Many women follow a diet before the beach season, yet such plans can limit the intake of essential vitamins, macro- and microelements, including omega-3 fatty acids. During these times, nutritional gaps are common and can raise the risk of health issues in the future. This perspective comes from a nutrition expert who works with Solgar and emphasizes the importance of choosing nutrient-dense options even while dieting.
When significant fat is removed from the daily diet, there is a risk of metabolic imbalance and a drop in omega-3 fatty acids. Ensuring a steady omega-3 supply becomes particularly important for active individuals who exercise regularly.
Omega-3 fatty acids help manage metabolism, support healthy cholesterol levels, improve blood vessel flexibility, and contribute to cardiovascular stability. They also support cell membranes, memory, concentration, and the body’s inflammatory response. In addition, omega-3s can influence the condition of skin, hair, and nails. A daily intake around 950 mg is often recommended by nutrition experts to support these functions.
Iron levels require careful attention as well. Iron is a vital micronutrient because it is essential for hemoglobin production, which carries oxygen to body cells. Monitoring iron status is especially important for women of childbearing age, those with heavy menstrual bleeding, adolescents in growth phases, pregnant and breastfeeding women, vegetarians, and individuals with higher physical demands.
For most people, a normal iron range is roughly 9 to 30 micromoles per liter. Achieving these levels can come from foods such as meat, liver, poultry, fish, and eggs. Nutrient loss can occur during cooking or if foods are processed, so relying on a varied diet is key. In some cases, iron supplements may be recommended to ensure adequate intake.

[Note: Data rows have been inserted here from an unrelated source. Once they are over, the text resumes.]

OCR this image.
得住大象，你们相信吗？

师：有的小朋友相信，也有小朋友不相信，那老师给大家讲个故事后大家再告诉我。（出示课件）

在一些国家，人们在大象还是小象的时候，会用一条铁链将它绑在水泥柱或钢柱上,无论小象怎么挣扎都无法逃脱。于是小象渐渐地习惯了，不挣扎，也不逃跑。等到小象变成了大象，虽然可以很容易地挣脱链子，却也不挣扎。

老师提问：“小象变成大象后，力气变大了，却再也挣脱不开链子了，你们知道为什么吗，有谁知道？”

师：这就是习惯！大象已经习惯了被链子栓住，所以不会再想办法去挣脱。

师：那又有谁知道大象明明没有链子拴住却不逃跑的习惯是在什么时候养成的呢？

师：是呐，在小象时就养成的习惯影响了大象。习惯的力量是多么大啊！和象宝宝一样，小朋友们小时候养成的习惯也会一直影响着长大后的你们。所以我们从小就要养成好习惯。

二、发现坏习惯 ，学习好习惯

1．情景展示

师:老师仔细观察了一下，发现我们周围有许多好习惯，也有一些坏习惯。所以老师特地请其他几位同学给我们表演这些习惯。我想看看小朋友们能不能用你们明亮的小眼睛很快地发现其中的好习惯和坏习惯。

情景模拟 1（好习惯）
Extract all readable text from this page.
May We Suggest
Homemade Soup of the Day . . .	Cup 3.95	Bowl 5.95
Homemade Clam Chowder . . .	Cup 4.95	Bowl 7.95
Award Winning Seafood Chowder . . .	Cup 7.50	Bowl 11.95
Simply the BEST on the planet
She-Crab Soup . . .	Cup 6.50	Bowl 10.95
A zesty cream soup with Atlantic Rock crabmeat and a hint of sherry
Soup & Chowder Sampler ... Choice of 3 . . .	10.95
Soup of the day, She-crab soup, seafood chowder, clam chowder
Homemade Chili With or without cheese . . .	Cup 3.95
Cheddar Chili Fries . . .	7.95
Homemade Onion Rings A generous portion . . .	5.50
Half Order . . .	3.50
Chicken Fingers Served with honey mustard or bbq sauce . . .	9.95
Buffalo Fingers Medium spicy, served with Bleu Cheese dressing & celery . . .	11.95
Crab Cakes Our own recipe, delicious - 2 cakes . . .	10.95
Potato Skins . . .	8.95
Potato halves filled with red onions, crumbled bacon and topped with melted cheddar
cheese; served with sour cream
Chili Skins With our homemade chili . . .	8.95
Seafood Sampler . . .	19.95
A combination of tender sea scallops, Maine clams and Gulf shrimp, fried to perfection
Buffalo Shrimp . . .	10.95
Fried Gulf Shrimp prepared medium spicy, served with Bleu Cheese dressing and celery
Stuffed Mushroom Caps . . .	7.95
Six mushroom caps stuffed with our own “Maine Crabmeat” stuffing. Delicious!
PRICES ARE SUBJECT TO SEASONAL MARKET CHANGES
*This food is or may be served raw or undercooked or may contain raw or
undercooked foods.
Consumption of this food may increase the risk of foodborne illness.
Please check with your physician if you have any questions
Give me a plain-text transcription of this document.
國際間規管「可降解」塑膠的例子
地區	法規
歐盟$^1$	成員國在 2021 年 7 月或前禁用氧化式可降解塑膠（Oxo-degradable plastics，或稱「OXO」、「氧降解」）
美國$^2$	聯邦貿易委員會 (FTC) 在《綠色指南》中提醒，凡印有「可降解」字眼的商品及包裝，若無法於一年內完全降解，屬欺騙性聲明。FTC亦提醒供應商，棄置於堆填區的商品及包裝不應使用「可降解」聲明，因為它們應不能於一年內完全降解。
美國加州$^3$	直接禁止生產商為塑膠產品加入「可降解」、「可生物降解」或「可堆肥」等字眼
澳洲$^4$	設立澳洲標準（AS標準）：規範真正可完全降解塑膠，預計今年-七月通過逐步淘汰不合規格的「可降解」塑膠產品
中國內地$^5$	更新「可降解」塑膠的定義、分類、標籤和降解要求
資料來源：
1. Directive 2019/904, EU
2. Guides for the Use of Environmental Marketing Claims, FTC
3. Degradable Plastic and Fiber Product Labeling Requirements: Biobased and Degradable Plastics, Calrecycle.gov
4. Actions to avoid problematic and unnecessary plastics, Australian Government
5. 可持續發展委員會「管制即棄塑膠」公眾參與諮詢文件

Magnesium plays a crucial role as well. It supports the body’s use of calcium and vitamin D, enabling proper absorption and function. Adequate magnesium helps maintain nervous system balance, reduces anxiety, supports stable heart rhythms, and helps regulate blood pressure. If cramps or sleep disturbances appear, it may be worthwhile to check magnesium status and adjust intake accordingly.
Other minerals and nutrients also hold significance for women, including selenium, coenzyme Q-10, vitamins A and E, choline, inositol, taurine, and lecithin. Each of these supports various bodily processes from antioxidant protection to energy metabolism and cellular health.
Overall, maintaining a comprehensive view of nutrition during dieting helps protect long-term wellness. A well-planned approach focuses on adequate omega-3 and iron intake, balanced minerals like magnesium, and attention to essential vitamins, ensuring that the body receives the nourishment needed for energy, resilience, and vitality.